Bernard Pollack, Food Tank’s cofounder, explains the importance of this approach. “At our summits, when we bring together people who would normally not be in the same room, the impact is so great. When we’re shouting at each other from press releases or Twitter, we’re not listening to each other. And when you’re not listening, you’re not able to work with or find commonality with, or collaborate with, the other person. You’re just shouting—from far away.”
Food Tank’s roots lie in Nierenberg and Pollack’s years at the Worldwatch Institute, an environmental research organization. Nierenberg rose to become the head of its agriculture program but eventually began to tire of what she terms “doom and gloom,” wanting instead to concentrate on on-the-ground solutions. In 2009 a Gates Foundation grant allowed the pair to set off on an 18-month journey throughout Africa in search of the success stories Nierenberg so loves to unearth. The result was a book, Nourished Planet: Sustainability in the Global Food System, and her desire to “highlight stories and be more inspiring” led directly to the founding of Food Tank in 2013. The organization now has a staff of three (Nierenberg, Pollack and a content coordinator) and an annual budget of $450,000.
Molly Anderson, director of the food studies program at Middlebury College, who was Nierenberg’s advisor in her graduate program at Tufts University, explains the power of what Nierenberg does: “She makes comprehensible information and trends that are not all that transparent to the layperson, who may be college-educated but who hasn’t thought all that much about agricultural or food issues—issues that are being made intentionally opaque by big corporations. She transforms into common-person-speak things people might not understand otherwise. I would characterize her as a translator.”

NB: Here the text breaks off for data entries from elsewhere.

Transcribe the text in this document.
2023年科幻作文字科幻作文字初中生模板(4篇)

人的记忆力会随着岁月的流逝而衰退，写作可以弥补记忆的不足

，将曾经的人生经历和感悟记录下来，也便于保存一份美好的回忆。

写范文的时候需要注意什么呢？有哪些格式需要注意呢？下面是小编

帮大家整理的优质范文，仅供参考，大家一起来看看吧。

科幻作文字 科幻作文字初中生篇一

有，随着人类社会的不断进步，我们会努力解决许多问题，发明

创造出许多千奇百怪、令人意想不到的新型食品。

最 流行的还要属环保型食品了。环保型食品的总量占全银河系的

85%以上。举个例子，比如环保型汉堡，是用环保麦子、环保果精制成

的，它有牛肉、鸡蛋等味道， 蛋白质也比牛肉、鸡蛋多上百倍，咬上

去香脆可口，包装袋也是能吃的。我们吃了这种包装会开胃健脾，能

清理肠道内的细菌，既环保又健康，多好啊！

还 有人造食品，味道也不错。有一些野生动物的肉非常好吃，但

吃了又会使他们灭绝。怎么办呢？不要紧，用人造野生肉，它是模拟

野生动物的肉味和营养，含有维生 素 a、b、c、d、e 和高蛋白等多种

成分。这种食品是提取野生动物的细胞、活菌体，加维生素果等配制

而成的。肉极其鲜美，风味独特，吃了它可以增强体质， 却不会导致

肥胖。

The increasingly apparent ravages of climate change have long been a focus of Food Tank’s work, but the changes in the food system necessitated by Covid-19 are now also front and center. The pandemic has caused upheavals of many kinds: creating food insecurity among people who had previously never worried about where their next meal was coming from, as well as exacerbating the problem among those who were already suffering; forcing the entire restaurant industry, from fine dining to mom-and-pop places, to rethink its future; and revealing supply chain problems that stretch from industrial agriculture to the farm to table movement.

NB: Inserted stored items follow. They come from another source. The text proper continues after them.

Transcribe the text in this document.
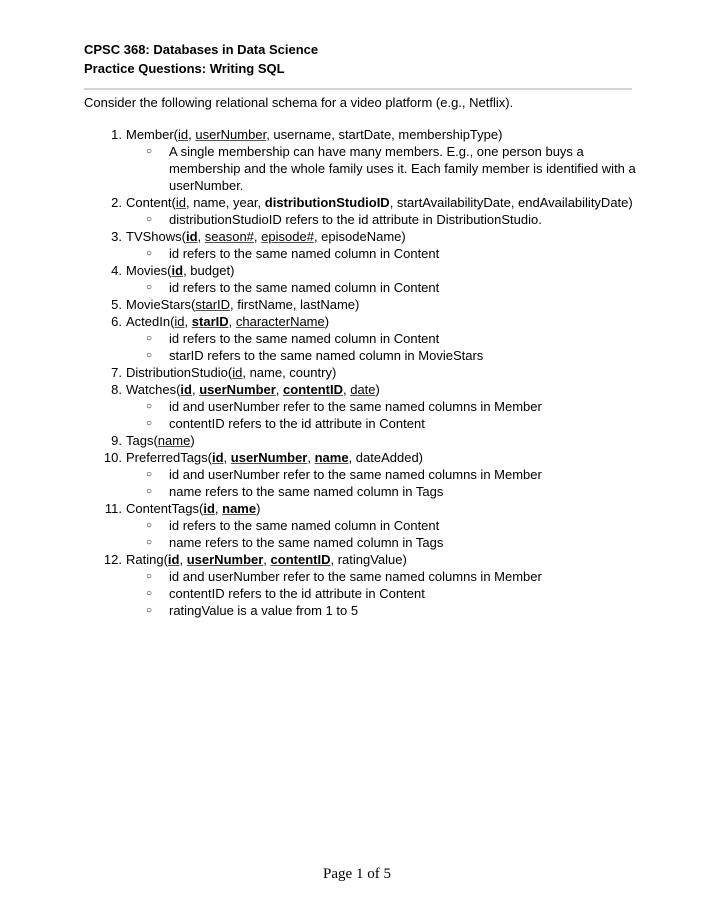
CPSC 368: Databases in Data Science
Practice Questions: Writing SQL
Consider the following relational schema for a video platform (e.g., Netflix).
1. Member(id, userNumber, username, startDate, membershipType)
○ A single membership can have many members. E.g., one person buys a membership and the whole family uses it. Each family member is identified with a userNumber.
2. Content(id, name, year, distributionStudioID, startAvailabilityDate, endAvailabilityDate)
○ distributionStudioID refers to the id attribute in DistributionStudio.
3. TVShows(id, season#, episode#, episodeName)
○ id refers to the same named column in Content
4. Movies(id, budget)
○ id refers to the same named column in Content
5. MovieStars(starID, firstName, lastName)
6. ActedIn(id, starID, characterName)
○ id refers to the same named column in Content
○ starID refers to the same named column in MovieStars
7. DistributionStudio(id, name, country)
8. Watches(id, userNumber, contentID, date)
○ id and userNumber refer to the same named columns in Member
○ contentID refers to the id attribute in Content
9. Tags(name)
10. PreferredTags(id, userNumber, name, dateAdded)
○ id and userNumber refer to the same named columns in Member
○ name refers to the same named column in Tags
11. ContentTags(id, name)
○ id refers to the same named column in Content
○ name refers to the same named column in Tags
12. Rating(id, userNumber, contentID, ratingValue)
○ id and userNumber refer to the same named columns in Member
○ contentID refers to the id attribute in Content
○ ratingValue is a value from 1 to 5
Page 1 of 5
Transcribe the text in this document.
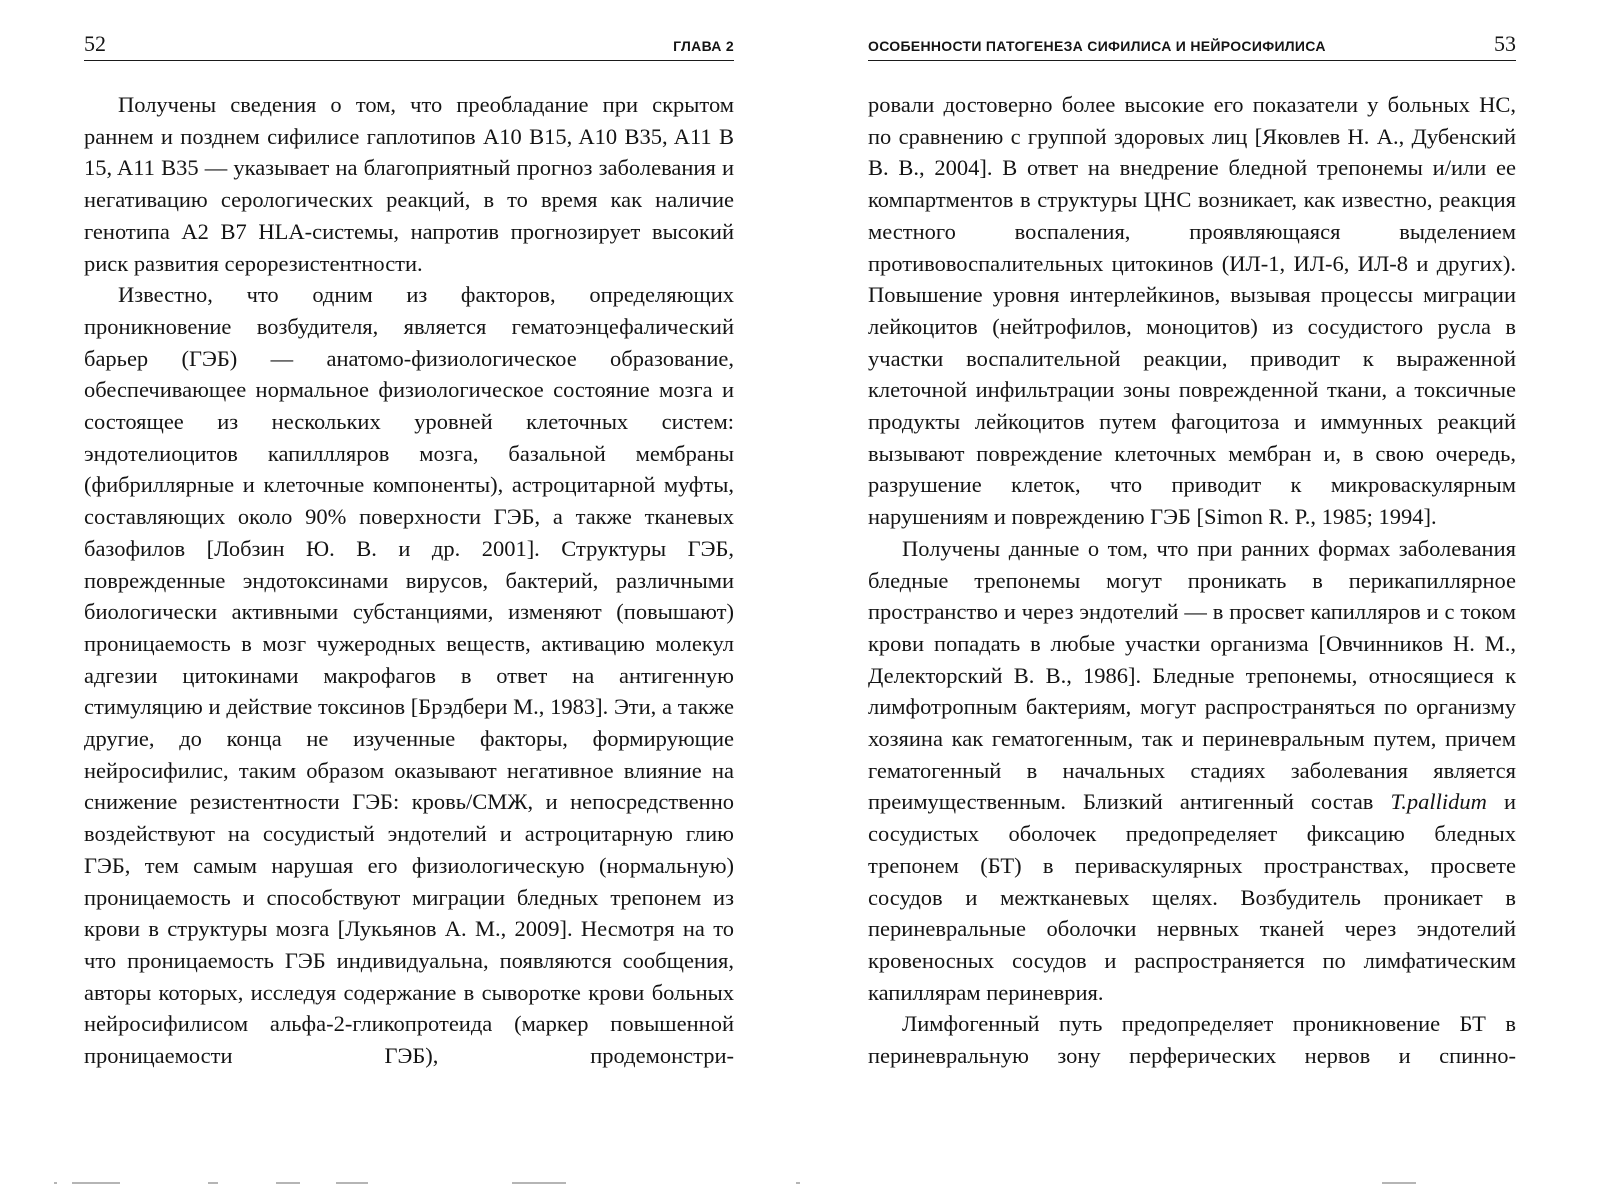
52	ГЛАВА 2

Получены сведения о том, что преобладание при скрытом раннем и позднем сифилисе гаплотипов A10 B15, A10 B35, A11 B 15, A11 B35 — указывает на благоприятный прогноз заболевания и негативацию серологических реакций, в то время как наличие генотипа A2 B7 HLA-системы, напротив прогнозирует высокий риск развития серорезистентности.

Известно, что одним из факторов, определяющих проникновение возбудителя, является гематоэнцефалический барьер (ГЭБ) — анатомо-физиологическое образование, обеспечивающее нормальное физиологическое состояние мозга и состоящее из нескольких уровней клеточных систем: эндотелиоцитов капиллляров мозга, базальной мембраны (фибриллярные и клеточные компоненты), астроцитарной муфты, составляющих около 90% поверхности ГЭБ, а также тканевых базофилов [Лобзин Ю. В. и др. 2001]. Структуры ГЭБ, поврежденные эндотоксинами вирусов, бактерий, различными биологически активными субстанциями, изменяют (повышают) проницаемость в мозг чужеродных веществ, активацию молекул адгезии цитокинами макрофагов в ответ на антигенную стимуляцию и действие токсинов [Брэдбери М., 1983]. Эти, а также другие, до конца не изученные факторы, формирующие нейросифилис, таким образом оказывают негативное влияние на снижение резистентности ГЭБ: кровь/СМЖ, и непосредственно воздействуют на сосудистый эндотелий и астроцитарную глию ГЭБ, тем самым нарушая его физиологическую (нормальную) проницаемость и способствуют миграции бледных трепонем из крови в структуры мозга [Лукьянов А. М., 2009]. Несмотря на то что проницаемость ГЭБ индивидуальна, появляются сообщения, авторы которых, исследуя содержание в сыворотке крови больных нейросифилисом альфа-2-гликопротеида (маркер повышенной проницаемости ГЭБ), продемонстри-

ОСОБЕННОСТИ ПАТОГЕНЕЗА СИФИЛИСА И НЕЙРОСИФИЛИСА	53

ровали достоверно более высокие его показатели у больных НС, по сравнению с группой здоровых лиц [Яковлев Н. А., Дубенский В. В., 2004]. В ответ на внедрение бледной трепонемы и/или ее компартментов в структуры ЦНС возникает, как известно, реакция местного воспаления, проявляющаяся выделением противовоспалительных цитокинов (ИЛ-1, ИЛ-6, ИЛ-8 и других). Повышение уровня интерлейкинов, вызывая процессы миграции лейкоцитов (нейтрофилов, моноцитов) из сосудистого русла в участки воспалительной реакции, приводит к выраженной клеточной инфильтрации зоны поврежденной ткани, а токсичные продукты лейкоцитов путем фагоцитоза и иммунных реакций вызывают повреждение клеточных мембран и, в свою очередь, разрушение клеток, что приводит к микроваскулярным нарушениям и повреждению ГЭБ [Simon R. P., 1985; 1994].

Получены данные о том, что при ранних формах заболевания бледные трепонемы могут проникать в перикапиллярное пространство и через эндотелий — в просвет капилляров и с током крови попадать в любые участки организма [Овчинников Н. М., Делекторский В. В., 1986]. Бледные трепонемы, относящиеся к лимфотропным бактериям, могут распространяться по организму хозяина как гематогенным, так и периневральным путем, причем гематогенный в начальных стадиях заболевания является преимущественным. Близкий антигенный состав T.pallidum и сосудистых оболочек предопределяет фиксацию бледных трепонем (БТ) в периваскулярных пространствах, просвете сосудов и межтканевых щелях. Возбудитель проникает в периневральные оболочки нервных тканей через эндотелий кровеносных сосудов и распространяется по лимфатическим капиллярам периневрия.

Лимфогенный путь предопределяет проникновение БТ в периневральную зону перферических нервов и спинно-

Nierenberg plans to use the $50,000 grant that accompanies the Julia Child Award to further investigate these complex issues through two new initiatives—a series of Food Tank talks in a variety of cities (originally planned to be live events, they may now become virtual) and a Food Justice fellowship that Nierenberg is very excited about. “We’ll have a bigger outlet and a bigger stage,” she says.

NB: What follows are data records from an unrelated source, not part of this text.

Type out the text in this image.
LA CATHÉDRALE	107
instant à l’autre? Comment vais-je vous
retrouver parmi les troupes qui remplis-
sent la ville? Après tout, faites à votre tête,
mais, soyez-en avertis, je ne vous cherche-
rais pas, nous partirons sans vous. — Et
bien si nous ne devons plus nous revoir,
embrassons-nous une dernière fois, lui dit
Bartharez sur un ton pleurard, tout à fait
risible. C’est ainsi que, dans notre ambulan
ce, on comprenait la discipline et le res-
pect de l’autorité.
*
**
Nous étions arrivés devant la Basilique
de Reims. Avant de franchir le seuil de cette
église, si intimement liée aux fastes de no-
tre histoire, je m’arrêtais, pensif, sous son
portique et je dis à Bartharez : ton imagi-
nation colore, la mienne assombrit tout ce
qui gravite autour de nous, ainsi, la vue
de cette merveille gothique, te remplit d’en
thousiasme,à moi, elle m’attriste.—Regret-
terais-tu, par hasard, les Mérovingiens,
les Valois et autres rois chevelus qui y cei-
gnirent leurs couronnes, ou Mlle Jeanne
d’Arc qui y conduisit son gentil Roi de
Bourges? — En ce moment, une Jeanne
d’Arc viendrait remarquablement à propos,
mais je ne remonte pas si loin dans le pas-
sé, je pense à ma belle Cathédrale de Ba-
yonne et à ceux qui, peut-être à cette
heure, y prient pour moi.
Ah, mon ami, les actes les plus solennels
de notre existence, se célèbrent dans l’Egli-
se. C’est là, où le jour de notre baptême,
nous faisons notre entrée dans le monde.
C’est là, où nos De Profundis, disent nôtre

The 2020 Smithsonian Food History Weekend takes place online October 15 to 17, 2020 and features the voices of leaders involved in myriad aspects of the food system—from agriculture to restaurant kitchens and food banks across the country. Thursday, October 15: Gala from Home, 6:30 p.m. EST, free. Friday, October 16: Deep Dish Dialogue: Rebuilding the Food System, 11 a.m.; Deep Dish Dialogue: Why Food Justice Matters, 1 p.m.; Cooking Up History: Resilient Culinary Traditions Within the Cherokee Nation in Oklahoma with Chef Nico Albert, 3 p.m.; Last Call: Beer Futures, 7 p.m. Saturday, October 17: Deep Dish Dialogue: Covid-19 and Hunger, 11 a.m.; Deep Dish Dialogue: A Better Deal for Food Workers, 1 p.m.; Cooking Up History: La Vida Verde L.A. with Chef Jocelyn Ramirez, 2 p.m.; Cooking Up History: Living Lively: Youth Empowerment through Food with Chef Haile Thomas, 3 p.m.